T. Boone Pickens also expects prices to zoom:
A pullout from Iraq may be the event that pushes oil to $100 a barrel, according to Boone Pickens, the Dallas hedge fund manager. Pickens predicted a year ago that $100 oil would probably occur by now. Today he is looking for $80 within six months, and he says growing chaos in Iraq would be a bad sign.

What’s this mean in gasoline prices at the pump?
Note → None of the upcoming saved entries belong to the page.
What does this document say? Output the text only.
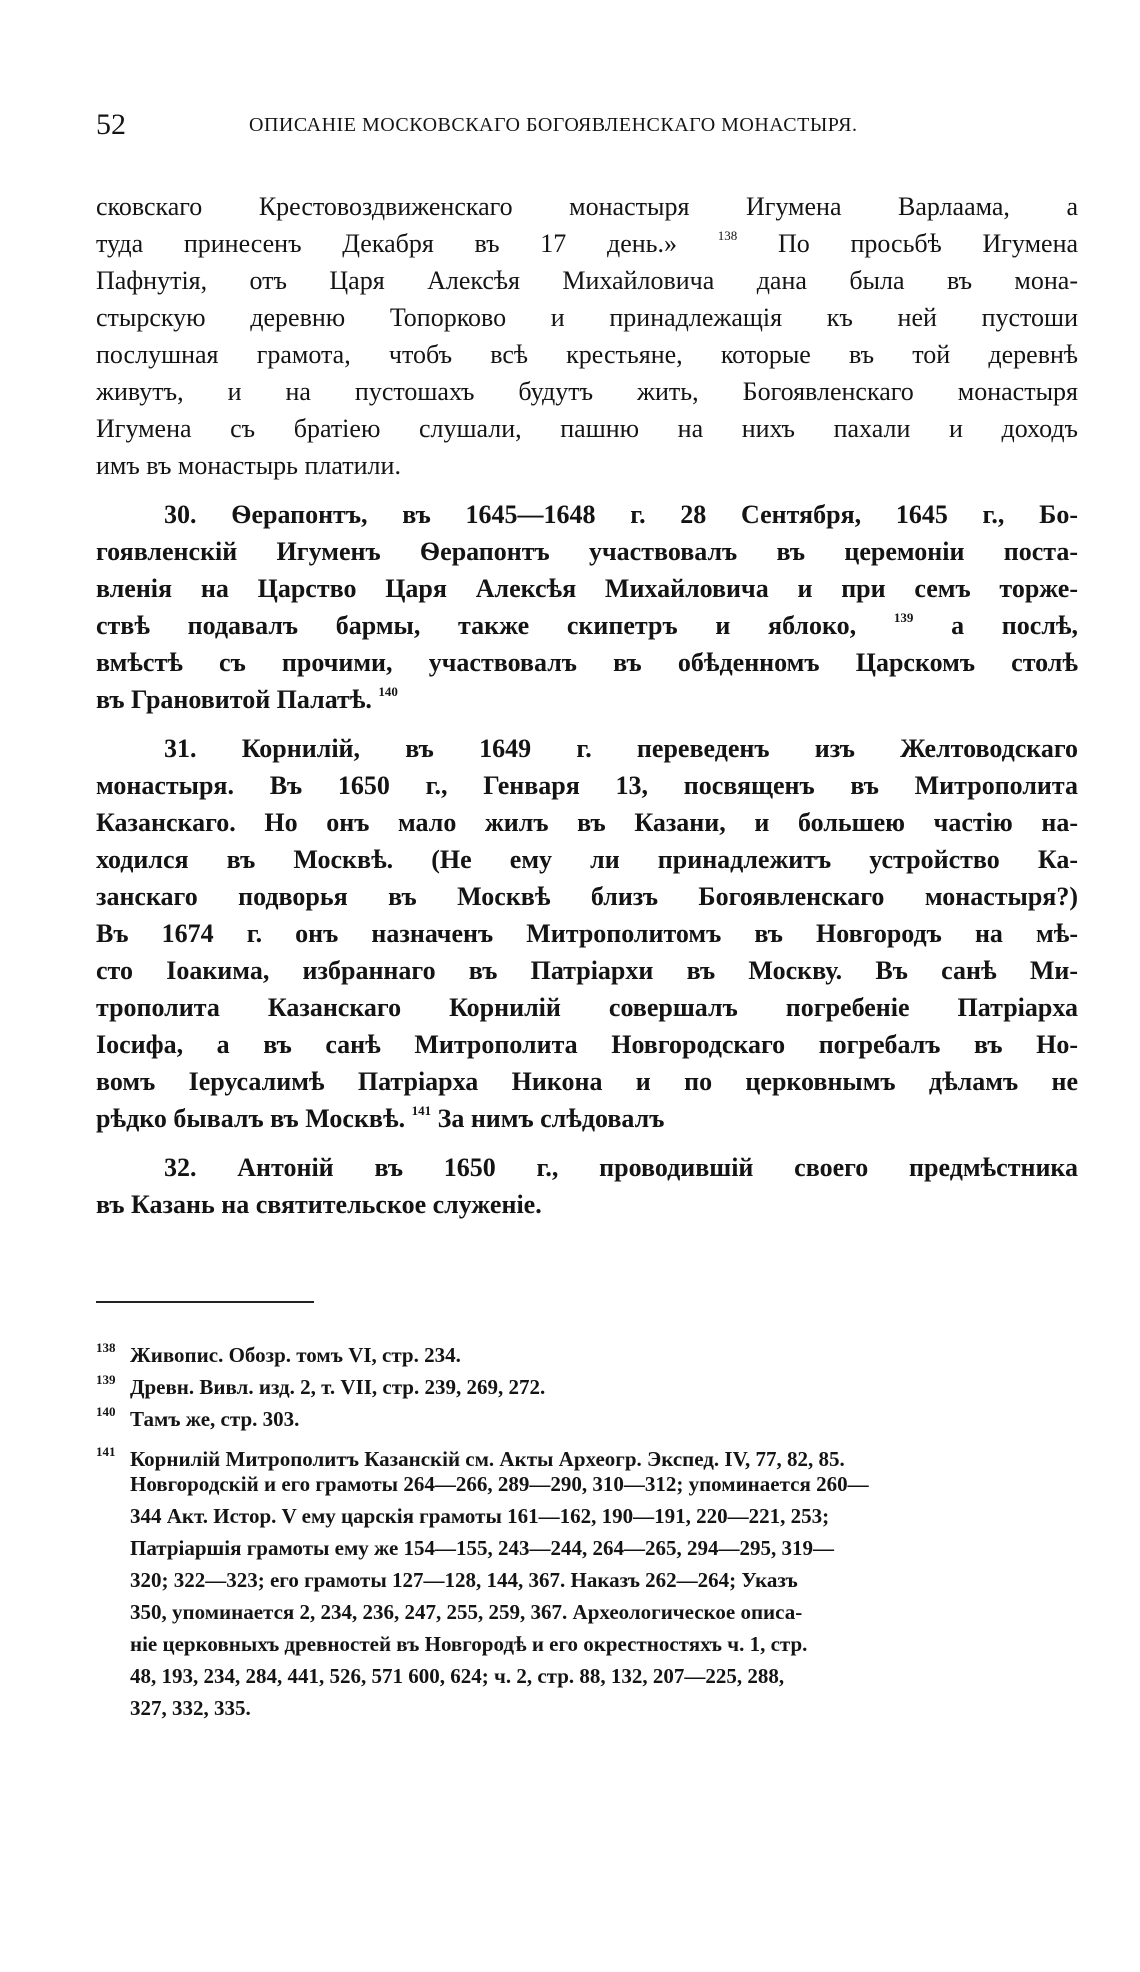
52	ОПИСАНІЕ МОСКОВСКАГО БОГОЯВЛЕНСКАГО МОНАСТЫРЯ.
сковскаго Крестовоздвиженскаго монастыря Игумена Варлаама, а
туда принесенъ Декабря въ 17 день.»	$^{138}$ По просьбѣ Игумена
Пафнутія, отъ Царя Алексѣя Михайловича дана была въ мона-
стырскую деревню Топорково и принадлежащія къ ней пустоши
послушная грамота, чтобъ всѣ крестьяне, которые въ той деревнѣ
живутъ, и на пустошахъ будутъ жить, Богоявленскаго монастыря
Игумена съ братіею слушали, пашню на нихъ пахали и доходъ
имъ въ монастырь платили.
30. Ѳерапонтъ, въ 1645—1648 г. 28 Сентября, 1645 г., Бо-
гоявленскій Игуменъ Ѳерапонтъ участвовалъ въ церемоніи поста-
вленія на Царство Царя Алексѣя Михайловича и при семъ торже-
ствѣ подавалъ бармы, также скипетръ и яблоко,	$^{139}$ а послѣ,
вмѣстѣ съ прочими, участвовалъ въ обѣденномъ Царскомъ столѣ
въ Грановитой Палатѣ. $^{140}$
31. Корнилій, въ 1649 г. переведенъ изъ Желтоводскаго
монастыря. Въ 1650 г., Генваря 13, посвященъ въ Митрополита
Казанскаго. Но онъ мало жилъ въ Казани, и большею частію на-
ходился въ Москвѣ. (Не ему ли принадлежитъ устройство Ка-
занскаго подворья въ Москвѣ близъ Богоявленскаго монастыря?)
Въ 1674 г. онъ назначенъ Митрополитомъ въ Новгородъ на мѣ-
сто Іоакима, избраннаго въ Патріархи въ Москву. Въ санѣ Ми-
трополита Казанскаго Корнилій совершалъ погребеніе Патріарха
Іосифа, а въ санѣ Митрополита Новгородскаго погребалъ въ Но-
вомъ Іерусалимѣ Патріарха Никона и по церковнымъ дѣламъ не
рѣдко бывалъ въ Москвѣ. $^{141}$ За нимъ слѣдовалъ
32. Антоній въ 1650 г., проводившій своего предмѣстника
въ Казань на святительское служеніе.
138 Живопис. Обозр. томъ VI, стр. 234.
139 Древн. Вивл. изд. 2, т. VII, стр. 239, 269, 272.
140 Тамъ же, стр. 303.
141 Корнилій Митрополитъ Казанскій см. Акты Археогр. Экспед. IV, 77, 82, 85.
Новгородскій и его грамоты 264—266, 289—290, 310—312; упоминается 260—
344 Акт. Истор. V ему царскія грамоты 161—162, 190—191, 220—221, 253;
Патріаршія грамоты ему же 154—155, 243—244, 264—265, 294—295, 319—
320; 322—323; его грамоты 127—128, 144, 367. Наказъ 262—264; Указъ
350, упоминается 2, 234, 236, 247, 255, 259, 367. Археологическое описа-
ніе церковныхъ древностей въ Новгородѣ и его окрестностяхъ ч. 1, стр.
48, 193, 234, 284, 441, 526, 571 600, 624; ч. 2, стр. 88, 132, 207—225, 288,
327, 332, 335.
A year from now, the U.S. average would be $4/gal, with $5/gal gas in places like San Francisco and New York City.

House votes to end wives on campaign staffs

Voice vote approval given to a big ethics issue:
Spouses don't belong on campaign payrolls, the House says, voting to end a practice that has benefited some members of Congress for years.

Monday's action follows controversies in which lawmakers added many thousands of dollars to their family incomes by hiring relatives for campaign tasks, even if their qualifications were not always apparent.

But watchdog groups like CREW see dimmer prospects in Senate. Reading between the analytical lines, it seems likely somebody will put a “hold” on the bill.

But, in today’s blogosphere, “holds” have been quickly outed on some major pieces of legislation. This one shouldn’t be any different. So, when it gets to the Senate, let’s be alert.